Artist: Three Dog Night

Release date: 1968

Favorite track: "One"

One is the loneliest number.

It’s a simplistic notion, and the foundation from which rock band Three Dog Night rose to prominence. The hit song “One” is arguably one of my favorites, and the only TDN song I knew for much of my life.

I’ve liked this song since the moment I heard it. The piano, the vocals, the sentimentality always brings to mind favorites such as Billy Joel, Elton John and Freddie Mercury.

Side note: Sports editor, Seth Stringer, made a charming Freddie Mercury for Halloween.

“One” is also my favorite song to sing to someone when they’re leaving me. Yes, I really do that — even sometimes the sky-high note at the two minute 30-second mark.

The band’s 1968 self-titled debut album is a classic in my opinion, in the same realm as some of my favorite Rolling Stones, Aerosmith and Tom Petty albums.
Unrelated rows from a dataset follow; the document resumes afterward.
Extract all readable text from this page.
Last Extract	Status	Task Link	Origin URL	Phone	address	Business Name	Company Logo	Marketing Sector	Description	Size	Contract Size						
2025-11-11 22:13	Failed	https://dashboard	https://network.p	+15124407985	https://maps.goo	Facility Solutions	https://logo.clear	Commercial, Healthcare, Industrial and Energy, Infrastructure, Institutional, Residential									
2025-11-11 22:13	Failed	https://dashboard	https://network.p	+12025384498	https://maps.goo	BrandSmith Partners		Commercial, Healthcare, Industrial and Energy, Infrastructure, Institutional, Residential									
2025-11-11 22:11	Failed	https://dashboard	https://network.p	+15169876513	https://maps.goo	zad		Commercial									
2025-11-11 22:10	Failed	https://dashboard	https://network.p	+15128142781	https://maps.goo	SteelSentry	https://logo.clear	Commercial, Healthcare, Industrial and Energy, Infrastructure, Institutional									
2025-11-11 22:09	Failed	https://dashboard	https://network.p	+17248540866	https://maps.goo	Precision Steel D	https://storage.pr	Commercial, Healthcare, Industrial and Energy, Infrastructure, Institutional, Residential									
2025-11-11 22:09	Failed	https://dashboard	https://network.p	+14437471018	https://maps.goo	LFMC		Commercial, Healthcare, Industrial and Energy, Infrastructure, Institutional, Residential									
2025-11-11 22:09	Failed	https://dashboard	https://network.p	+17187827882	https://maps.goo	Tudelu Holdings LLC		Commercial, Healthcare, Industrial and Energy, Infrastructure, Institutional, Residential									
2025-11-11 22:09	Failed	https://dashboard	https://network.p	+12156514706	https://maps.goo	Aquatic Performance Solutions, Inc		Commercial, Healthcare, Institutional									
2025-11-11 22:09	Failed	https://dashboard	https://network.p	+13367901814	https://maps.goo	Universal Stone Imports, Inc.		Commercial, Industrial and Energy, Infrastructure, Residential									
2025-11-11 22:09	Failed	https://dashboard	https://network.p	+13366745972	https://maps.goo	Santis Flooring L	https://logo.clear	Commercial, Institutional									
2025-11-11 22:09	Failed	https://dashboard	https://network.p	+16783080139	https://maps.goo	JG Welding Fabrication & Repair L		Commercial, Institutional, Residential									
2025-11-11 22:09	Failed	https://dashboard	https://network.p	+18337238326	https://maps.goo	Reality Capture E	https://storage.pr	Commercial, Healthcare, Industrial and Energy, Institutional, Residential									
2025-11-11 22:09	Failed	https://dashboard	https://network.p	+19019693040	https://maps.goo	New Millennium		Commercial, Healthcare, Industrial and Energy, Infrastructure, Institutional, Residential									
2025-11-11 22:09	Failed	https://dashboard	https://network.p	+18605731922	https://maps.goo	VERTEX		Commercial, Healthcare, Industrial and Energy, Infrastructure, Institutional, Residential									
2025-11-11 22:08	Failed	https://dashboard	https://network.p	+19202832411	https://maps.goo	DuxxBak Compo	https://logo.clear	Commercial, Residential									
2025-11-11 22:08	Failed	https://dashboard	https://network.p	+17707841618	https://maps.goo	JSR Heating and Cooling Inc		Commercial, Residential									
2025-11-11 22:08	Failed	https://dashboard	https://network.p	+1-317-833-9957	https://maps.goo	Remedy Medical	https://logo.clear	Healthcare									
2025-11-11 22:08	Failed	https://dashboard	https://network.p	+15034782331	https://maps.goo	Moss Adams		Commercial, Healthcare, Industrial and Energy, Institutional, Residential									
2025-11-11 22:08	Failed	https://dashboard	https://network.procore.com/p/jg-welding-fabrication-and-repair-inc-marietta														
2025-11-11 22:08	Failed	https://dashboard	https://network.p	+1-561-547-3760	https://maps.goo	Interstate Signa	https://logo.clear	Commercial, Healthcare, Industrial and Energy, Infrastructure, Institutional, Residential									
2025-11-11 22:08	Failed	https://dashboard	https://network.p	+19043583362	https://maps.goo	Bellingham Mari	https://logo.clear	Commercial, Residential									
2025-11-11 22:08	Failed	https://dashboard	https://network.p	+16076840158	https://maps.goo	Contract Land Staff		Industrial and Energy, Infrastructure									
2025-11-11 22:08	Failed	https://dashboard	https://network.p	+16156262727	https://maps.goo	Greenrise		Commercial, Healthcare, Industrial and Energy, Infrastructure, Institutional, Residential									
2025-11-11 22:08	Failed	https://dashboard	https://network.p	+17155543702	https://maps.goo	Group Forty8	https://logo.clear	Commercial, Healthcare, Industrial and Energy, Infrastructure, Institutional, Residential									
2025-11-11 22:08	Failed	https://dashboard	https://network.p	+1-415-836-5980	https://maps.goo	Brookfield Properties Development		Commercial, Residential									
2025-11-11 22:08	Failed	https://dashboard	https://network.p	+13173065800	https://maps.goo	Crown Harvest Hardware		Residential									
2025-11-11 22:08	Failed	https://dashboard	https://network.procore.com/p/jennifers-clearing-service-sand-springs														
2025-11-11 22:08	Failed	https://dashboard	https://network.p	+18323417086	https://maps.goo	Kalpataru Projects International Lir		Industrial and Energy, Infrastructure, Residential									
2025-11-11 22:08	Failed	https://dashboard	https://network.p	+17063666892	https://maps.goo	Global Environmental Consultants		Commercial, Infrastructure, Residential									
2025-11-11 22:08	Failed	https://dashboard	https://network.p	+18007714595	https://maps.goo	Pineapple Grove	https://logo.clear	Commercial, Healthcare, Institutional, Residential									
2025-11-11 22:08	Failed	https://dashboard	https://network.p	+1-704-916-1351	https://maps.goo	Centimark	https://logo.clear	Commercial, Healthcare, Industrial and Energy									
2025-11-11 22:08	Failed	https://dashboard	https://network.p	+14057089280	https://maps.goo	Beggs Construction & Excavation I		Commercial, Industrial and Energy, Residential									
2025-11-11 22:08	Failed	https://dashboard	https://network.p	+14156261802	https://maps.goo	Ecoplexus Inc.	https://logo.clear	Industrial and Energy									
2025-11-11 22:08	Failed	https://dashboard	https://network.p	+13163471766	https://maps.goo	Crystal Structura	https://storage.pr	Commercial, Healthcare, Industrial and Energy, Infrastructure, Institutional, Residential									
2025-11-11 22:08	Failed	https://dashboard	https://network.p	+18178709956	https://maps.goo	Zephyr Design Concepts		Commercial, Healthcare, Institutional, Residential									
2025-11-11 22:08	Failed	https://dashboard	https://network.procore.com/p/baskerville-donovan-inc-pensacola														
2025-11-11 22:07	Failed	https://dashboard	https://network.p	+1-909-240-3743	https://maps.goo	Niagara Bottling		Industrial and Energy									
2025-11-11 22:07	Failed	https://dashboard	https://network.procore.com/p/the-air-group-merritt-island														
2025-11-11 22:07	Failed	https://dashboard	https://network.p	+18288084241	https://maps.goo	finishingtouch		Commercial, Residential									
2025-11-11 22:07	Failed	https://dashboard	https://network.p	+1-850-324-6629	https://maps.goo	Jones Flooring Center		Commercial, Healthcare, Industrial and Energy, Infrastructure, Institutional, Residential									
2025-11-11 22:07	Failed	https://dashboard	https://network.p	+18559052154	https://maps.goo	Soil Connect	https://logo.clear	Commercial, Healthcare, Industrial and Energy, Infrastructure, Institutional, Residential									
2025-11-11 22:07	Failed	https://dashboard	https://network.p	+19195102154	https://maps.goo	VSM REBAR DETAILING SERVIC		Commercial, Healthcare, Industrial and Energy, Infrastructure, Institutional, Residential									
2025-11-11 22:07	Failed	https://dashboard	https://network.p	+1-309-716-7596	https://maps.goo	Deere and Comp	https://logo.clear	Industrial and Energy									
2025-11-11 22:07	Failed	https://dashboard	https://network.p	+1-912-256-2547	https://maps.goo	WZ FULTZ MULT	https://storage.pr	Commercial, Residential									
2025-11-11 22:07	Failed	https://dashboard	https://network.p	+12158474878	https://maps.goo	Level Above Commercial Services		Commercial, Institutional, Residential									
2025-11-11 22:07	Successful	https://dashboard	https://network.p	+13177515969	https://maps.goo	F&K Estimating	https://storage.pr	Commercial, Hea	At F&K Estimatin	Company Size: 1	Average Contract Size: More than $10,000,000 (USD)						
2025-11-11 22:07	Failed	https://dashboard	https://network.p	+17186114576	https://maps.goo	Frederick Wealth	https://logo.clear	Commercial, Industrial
“Three Dog Night” easily sits in the classic rock genre.

It’s predictable, but in a good way.

I think what makes it such a heavy-hitter are the names involved in songwriting. Among them are John Lennon, Paul McCartney (my fave) and Neil Young.

The singles released were “Nobody,” “It’s for You,” “Try a Little Tenderness,” “Bet No One Ever Hurt This Bad,” “One” and “Chest Fever.”

“It’s for You” has the same catchy, passionate nature as “One.” The differing vocals chiming in and out of each other in the intro are entrancing, and the belted notes at the end are equally spellbinding, but in a different way.

It’s no surprise I dig that track because it was written by John Lennon and Paul McCartney. It’s also no shocker that it highlights harmonies.

“Chest Fever” is another “Stand Out” track. The beginning reminds me of a church organ, but the sound blends nicely into the bluesy number.

“Find Someone to Love” is a little too jam band for my taste. Too much. Too fast. I skip it every time. Don’t hate me for it.

I personally believe when you have a song as well known and high quality as “One,” you have to follow through on that promise. Most songs did.

Speaking of promises, “Don’t Make Promises” is a lovely jaunt. Tim Harden, another hard-hitting songwriter, wrote this folk song.

Seems the songs we’re singing

All about tomorrow,

Tunes of promises that you can’t keep.

Every moment bringing

Love I can only borrow,

Telling me lies in your sleep.

— “Don’t Make Promises”

“One” was written by Harry Nilsson. It’s truly brilliant.

One is the loneliest number that you’ll ever do

Two can be as bad as one

It’s the loneliest number since the number one

No is the saddest experience you’ll ever know

— “One”


This psychedelic album cover is a classic representation of the 1960s. The album is self-titled, but the song “One” was so popular, management added its title to the cover.